Die tropische Rattenmilbe ist ein verhasster Vertreter der Milbenfamilie, denn sie befällt alles was sie erwischt, auch den Menschen. Eingeschleppt wird sie schnell durch Mäuse wenn man diese als Futter selbst züchtet.

Behandlung:
- Frontline Spray während Quarantänehaltung, nach 2 Wochen wiederholen. (Nicht bei trächtigen Weibchen, Darf nicht auf Schleimhäute gelangen!)
- Bolfo Strip 3 Tage reinhängen und kein Wasser/ Futter geben, dann raus für 3 Tage, wässern und füttern und dann wieder für 3 Tage reinhängen.

Terrariensand entsorgen, alles bei mind. 60 Grad abbacken, abkochen oder wegwerfen. Für bessere Durchlüftung des Terrariums und geringere Luftfeuchte sorgen. Dampfreiniger oder die Dampfente leisten hier gute Dienste um das Terrarium milbenfrei zu bekommen.

Bei Milbenbefall muss das Tier und das gesamte Terrarium mit einem milbentötenden Mittel behandelt werden.
Bei der tropischen Rattenmilbe muss außerdem die Quelle (Mäuse, Ratten) mit einem Spot-On z.B. Stronhold behandelt und der ganze Raum entseucht werden. Adarp und der Indorex Fogger bringen hier die besten Ergebnisse. Die Tiere müssen vor Behandlung mit Foggern entfernt und Aquarien luftdicht verpackt werden. Die Wirkstoffe sind giftig für Wasserorganismen und Lebewesen.
Nur unbehandelt kann die tropische Rattenmilbe zur Plage werden und den Kammerjäger erfordern. Ganze Wohnhäuser mussten wegen ihr schon evakuiert werden.

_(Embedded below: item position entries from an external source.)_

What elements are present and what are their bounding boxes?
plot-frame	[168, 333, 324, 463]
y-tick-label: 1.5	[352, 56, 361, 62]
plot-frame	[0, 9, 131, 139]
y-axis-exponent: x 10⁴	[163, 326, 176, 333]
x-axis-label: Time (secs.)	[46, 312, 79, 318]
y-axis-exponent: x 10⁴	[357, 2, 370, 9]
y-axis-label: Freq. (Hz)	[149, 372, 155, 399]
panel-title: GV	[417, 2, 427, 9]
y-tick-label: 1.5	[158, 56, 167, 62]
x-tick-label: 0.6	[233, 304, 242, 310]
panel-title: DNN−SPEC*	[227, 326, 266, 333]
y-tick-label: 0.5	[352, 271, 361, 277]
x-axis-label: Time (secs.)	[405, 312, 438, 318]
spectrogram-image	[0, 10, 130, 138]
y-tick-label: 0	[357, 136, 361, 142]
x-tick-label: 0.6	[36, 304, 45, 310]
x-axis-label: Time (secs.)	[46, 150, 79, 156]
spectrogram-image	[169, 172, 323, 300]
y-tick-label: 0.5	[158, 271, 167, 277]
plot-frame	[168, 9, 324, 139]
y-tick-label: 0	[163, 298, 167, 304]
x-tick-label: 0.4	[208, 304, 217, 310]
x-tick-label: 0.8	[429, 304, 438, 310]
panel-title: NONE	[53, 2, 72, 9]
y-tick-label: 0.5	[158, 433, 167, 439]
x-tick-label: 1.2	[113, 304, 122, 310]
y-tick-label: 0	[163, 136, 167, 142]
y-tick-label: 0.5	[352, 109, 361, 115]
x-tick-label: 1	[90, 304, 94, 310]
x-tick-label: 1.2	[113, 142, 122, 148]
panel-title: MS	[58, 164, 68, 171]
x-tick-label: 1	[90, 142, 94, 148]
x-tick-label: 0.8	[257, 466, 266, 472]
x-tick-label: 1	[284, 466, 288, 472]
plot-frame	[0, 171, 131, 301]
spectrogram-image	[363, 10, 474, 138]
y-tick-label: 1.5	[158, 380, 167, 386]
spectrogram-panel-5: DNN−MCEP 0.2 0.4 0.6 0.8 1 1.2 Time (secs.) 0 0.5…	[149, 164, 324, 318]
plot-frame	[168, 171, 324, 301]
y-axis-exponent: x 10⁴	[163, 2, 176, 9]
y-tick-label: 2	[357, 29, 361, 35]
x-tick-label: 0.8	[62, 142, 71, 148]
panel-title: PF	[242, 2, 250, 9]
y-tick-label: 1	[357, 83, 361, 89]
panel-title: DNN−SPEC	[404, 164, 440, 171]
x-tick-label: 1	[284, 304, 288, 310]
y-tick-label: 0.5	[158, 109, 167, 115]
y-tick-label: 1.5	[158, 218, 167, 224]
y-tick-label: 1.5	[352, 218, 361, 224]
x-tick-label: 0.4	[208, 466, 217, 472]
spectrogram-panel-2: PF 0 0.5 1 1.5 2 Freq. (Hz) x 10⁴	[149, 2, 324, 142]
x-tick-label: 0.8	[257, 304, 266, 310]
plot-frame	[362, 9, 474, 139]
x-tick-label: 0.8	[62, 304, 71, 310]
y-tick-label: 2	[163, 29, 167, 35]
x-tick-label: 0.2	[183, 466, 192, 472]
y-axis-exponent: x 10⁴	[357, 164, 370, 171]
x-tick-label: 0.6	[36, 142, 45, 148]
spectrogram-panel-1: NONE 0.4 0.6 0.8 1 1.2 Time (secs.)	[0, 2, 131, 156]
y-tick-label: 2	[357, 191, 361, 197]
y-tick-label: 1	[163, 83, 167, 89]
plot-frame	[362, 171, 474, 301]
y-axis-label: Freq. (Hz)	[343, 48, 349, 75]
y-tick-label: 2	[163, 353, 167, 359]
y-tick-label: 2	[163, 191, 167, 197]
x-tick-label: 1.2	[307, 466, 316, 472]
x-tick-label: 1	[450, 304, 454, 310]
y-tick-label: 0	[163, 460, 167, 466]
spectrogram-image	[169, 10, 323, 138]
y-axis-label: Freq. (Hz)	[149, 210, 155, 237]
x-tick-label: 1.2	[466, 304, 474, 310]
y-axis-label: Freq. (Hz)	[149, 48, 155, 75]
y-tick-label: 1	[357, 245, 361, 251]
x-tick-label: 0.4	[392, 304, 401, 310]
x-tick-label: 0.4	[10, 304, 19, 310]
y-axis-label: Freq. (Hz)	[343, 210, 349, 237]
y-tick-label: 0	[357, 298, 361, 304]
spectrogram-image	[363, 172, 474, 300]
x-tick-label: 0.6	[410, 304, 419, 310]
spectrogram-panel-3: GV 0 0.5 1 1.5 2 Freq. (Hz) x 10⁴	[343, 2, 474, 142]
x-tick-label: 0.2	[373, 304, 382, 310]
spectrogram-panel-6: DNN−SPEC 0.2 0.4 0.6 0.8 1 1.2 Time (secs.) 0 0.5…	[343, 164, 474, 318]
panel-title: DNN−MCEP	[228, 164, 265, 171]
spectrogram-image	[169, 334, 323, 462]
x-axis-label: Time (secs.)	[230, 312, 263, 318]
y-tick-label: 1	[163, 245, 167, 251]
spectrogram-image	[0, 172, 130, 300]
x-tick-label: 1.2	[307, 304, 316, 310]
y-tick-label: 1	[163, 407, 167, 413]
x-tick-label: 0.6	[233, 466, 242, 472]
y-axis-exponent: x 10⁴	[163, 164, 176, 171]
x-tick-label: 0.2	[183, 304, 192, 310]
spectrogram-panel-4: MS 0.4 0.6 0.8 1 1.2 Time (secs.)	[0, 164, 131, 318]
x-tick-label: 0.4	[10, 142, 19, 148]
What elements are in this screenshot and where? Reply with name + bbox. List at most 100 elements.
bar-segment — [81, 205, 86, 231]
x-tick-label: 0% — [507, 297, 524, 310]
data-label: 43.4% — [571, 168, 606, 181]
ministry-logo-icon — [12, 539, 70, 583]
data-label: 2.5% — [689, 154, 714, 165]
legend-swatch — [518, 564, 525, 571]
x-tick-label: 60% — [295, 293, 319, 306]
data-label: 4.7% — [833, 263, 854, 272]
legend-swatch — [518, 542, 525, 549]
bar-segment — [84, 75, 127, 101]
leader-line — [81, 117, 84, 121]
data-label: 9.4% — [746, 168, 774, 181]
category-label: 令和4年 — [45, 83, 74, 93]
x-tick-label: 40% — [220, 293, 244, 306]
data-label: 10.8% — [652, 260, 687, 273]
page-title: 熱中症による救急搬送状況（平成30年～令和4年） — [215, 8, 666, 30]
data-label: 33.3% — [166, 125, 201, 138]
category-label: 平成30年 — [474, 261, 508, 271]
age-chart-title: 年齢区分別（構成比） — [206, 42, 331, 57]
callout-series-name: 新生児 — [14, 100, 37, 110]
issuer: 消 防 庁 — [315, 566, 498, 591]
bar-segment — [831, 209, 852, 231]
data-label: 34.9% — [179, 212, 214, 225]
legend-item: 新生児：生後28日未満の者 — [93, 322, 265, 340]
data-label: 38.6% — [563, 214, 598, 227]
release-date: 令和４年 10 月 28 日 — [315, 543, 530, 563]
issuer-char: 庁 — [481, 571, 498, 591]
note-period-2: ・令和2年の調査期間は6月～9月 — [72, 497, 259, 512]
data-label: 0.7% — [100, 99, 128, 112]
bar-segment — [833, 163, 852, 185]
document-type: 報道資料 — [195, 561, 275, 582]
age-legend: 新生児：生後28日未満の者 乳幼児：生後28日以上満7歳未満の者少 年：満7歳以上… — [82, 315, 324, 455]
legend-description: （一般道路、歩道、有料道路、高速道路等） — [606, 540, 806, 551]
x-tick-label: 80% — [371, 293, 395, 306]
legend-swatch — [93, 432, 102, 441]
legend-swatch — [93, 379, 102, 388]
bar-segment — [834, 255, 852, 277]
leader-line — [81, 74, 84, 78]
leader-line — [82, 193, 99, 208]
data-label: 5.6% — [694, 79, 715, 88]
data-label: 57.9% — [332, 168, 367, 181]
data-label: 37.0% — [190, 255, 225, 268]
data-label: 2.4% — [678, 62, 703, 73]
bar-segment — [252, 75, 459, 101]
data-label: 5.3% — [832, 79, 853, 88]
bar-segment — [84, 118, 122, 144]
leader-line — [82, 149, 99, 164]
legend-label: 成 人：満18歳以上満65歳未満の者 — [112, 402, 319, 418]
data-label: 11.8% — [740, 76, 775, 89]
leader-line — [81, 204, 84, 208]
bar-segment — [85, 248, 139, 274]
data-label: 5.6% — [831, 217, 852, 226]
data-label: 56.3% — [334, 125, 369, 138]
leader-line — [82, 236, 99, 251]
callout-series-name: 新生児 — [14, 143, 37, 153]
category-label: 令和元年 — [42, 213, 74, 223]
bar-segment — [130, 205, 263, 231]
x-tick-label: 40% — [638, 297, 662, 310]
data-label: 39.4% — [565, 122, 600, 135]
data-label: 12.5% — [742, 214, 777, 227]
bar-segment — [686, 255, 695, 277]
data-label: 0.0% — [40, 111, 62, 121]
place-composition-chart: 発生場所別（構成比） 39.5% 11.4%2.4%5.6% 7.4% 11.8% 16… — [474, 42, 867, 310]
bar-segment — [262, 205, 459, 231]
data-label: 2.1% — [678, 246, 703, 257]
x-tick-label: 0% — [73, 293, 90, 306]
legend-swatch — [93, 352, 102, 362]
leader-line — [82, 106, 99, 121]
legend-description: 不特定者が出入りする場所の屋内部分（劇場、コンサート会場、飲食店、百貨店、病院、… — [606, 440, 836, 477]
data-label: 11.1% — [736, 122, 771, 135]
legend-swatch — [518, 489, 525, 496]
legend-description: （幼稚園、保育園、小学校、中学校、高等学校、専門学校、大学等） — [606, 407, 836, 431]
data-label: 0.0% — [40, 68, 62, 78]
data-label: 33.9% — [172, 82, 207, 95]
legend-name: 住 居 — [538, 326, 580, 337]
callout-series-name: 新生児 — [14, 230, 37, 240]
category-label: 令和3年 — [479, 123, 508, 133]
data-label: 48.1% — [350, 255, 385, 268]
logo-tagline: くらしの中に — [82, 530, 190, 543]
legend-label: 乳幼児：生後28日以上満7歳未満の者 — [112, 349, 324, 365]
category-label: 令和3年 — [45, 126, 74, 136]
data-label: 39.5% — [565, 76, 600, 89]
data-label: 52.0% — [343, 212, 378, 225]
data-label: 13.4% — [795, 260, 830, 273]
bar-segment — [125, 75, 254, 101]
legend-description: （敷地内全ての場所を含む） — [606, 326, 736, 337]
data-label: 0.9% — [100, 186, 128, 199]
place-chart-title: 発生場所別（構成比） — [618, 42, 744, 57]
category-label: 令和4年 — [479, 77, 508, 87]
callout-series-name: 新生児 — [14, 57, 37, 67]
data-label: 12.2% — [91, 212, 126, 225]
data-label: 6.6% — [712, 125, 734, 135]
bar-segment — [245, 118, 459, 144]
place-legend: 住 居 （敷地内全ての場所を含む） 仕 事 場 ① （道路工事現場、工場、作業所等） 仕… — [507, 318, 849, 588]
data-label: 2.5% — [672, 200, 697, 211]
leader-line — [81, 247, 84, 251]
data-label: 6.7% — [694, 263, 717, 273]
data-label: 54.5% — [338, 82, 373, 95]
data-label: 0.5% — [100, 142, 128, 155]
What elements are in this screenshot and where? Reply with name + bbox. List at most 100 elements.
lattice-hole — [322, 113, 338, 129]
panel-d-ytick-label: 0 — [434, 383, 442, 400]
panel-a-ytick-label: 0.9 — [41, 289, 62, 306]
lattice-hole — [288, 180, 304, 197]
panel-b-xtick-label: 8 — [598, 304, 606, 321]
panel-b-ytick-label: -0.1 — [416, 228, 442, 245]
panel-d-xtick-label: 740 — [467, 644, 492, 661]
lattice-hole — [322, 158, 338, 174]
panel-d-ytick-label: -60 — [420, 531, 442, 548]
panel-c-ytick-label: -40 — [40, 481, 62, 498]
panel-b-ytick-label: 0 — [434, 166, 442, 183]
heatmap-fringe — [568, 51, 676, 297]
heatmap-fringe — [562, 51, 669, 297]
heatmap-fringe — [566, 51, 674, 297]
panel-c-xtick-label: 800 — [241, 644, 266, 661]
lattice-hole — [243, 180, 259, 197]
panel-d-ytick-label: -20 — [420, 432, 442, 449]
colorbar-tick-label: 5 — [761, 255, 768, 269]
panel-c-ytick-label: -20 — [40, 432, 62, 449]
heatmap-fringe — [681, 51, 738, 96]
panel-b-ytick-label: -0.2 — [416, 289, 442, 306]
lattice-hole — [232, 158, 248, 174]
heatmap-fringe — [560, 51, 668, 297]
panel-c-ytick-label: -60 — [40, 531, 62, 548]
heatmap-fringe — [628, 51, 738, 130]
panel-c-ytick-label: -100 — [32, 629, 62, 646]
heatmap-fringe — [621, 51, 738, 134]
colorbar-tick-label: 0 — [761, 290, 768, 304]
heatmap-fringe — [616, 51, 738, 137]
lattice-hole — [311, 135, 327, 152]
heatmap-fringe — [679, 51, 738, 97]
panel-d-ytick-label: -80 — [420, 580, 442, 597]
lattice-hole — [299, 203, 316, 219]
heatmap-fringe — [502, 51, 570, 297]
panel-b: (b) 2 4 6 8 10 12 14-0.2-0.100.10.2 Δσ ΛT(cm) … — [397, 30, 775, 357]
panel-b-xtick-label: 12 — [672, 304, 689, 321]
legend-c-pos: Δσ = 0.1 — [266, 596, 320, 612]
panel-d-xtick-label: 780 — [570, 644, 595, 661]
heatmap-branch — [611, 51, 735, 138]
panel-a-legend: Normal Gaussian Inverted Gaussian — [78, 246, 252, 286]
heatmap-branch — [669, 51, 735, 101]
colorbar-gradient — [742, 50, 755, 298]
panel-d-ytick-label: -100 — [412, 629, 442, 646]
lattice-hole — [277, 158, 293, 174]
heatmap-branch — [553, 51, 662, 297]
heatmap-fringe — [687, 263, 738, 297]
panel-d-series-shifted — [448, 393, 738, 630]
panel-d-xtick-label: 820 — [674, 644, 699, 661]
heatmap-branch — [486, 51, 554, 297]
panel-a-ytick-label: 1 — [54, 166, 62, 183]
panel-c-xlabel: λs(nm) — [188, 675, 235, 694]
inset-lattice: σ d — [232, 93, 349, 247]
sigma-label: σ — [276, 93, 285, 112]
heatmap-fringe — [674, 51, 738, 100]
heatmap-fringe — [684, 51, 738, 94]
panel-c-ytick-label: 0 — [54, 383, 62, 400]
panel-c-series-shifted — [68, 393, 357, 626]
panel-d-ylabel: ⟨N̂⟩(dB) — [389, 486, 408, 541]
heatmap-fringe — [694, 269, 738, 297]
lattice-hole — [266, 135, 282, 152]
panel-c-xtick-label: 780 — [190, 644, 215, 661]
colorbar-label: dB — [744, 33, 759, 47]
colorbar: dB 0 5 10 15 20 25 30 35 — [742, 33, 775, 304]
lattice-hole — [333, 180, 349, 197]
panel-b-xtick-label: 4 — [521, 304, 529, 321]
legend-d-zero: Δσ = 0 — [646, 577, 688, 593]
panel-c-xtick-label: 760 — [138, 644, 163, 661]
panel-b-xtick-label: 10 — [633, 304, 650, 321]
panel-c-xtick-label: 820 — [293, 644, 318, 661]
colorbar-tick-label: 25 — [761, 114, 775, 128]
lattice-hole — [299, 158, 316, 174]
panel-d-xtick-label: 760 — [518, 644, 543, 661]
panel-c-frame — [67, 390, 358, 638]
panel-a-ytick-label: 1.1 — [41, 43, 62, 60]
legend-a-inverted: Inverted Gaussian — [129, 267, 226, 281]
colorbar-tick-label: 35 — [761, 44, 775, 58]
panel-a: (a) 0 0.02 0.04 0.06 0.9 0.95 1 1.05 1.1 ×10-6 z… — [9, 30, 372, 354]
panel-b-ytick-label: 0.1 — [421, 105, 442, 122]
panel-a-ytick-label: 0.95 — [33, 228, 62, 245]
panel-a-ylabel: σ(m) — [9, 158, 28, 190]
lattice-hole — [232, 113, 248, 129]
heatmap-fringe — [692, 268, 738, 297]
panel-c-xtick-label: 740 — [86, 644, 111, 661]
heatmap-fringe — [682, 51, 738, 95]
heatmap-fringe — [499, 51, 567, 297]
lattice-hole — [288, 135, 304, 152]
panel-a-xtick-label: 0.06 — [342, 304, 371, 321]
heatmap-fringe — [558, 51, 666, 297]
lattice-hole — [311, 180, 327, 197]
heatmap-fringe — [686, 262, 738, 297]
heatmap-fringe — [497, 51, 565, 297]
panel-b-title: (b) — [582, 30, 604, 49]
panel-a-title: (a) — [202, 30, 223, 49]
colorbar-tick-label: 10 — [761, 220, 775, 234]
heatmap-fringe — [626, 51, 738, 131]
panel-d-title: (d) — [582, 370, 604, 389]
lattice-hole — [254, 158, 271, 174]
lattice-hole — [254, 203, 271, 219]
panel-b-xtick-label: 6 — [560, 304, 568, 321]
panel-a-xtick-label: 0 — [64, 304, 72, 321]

Mit Blut vollgesogene Zecke
Mit Blut vollgesogene Zecke

Zecken

Zecken kommen heutzutage nur mehr bei Wildfängen vor. Terrarientiere bekommen sie manchmal durch Haustiere, wenn diese vollgesogene Zecken in der Wohnung verlieren und die dann Eier legen. Zecken kann man relativ leicht entfernen, vorausgesetzt sie sitzen nicht an den Augen oder sonstigen empfindlichen Stellen. Zum Herauslösen braucht man eine Zeckenzange oder stumpfe Pinzette die gut greift. Wichtig ist die Zecke nicht zu quetschen, damit sie keine Körperflüssigkeiten in die Wunde spritzt. Am Besten ist es wenn eine Person den Gecko fixiert und die andere Person umgreift die Zecke möglichst nahe an der Haut. Nun dreht man den Übeltäter unter leichtem Zug solange gegen den Uhrzeigersinn bis sie sich von selbst löst. Dieses Drehen wird oft verpöhnt, hat sich aber als beste Methode zur restlosen Entfernung herausgestellt.

Wichtig!

Kontrollieren sie den Kopf der Zecke ob das Bohrwerkzeug und die Beine vollständig vorhanden sind. Manchmal bleibt ein Teil der Zecke stecken und entzündet sich. In jedem Falle ist die Wunde zu desinfizieren und bei Komplikationen der Tierarzt aufzusuchen.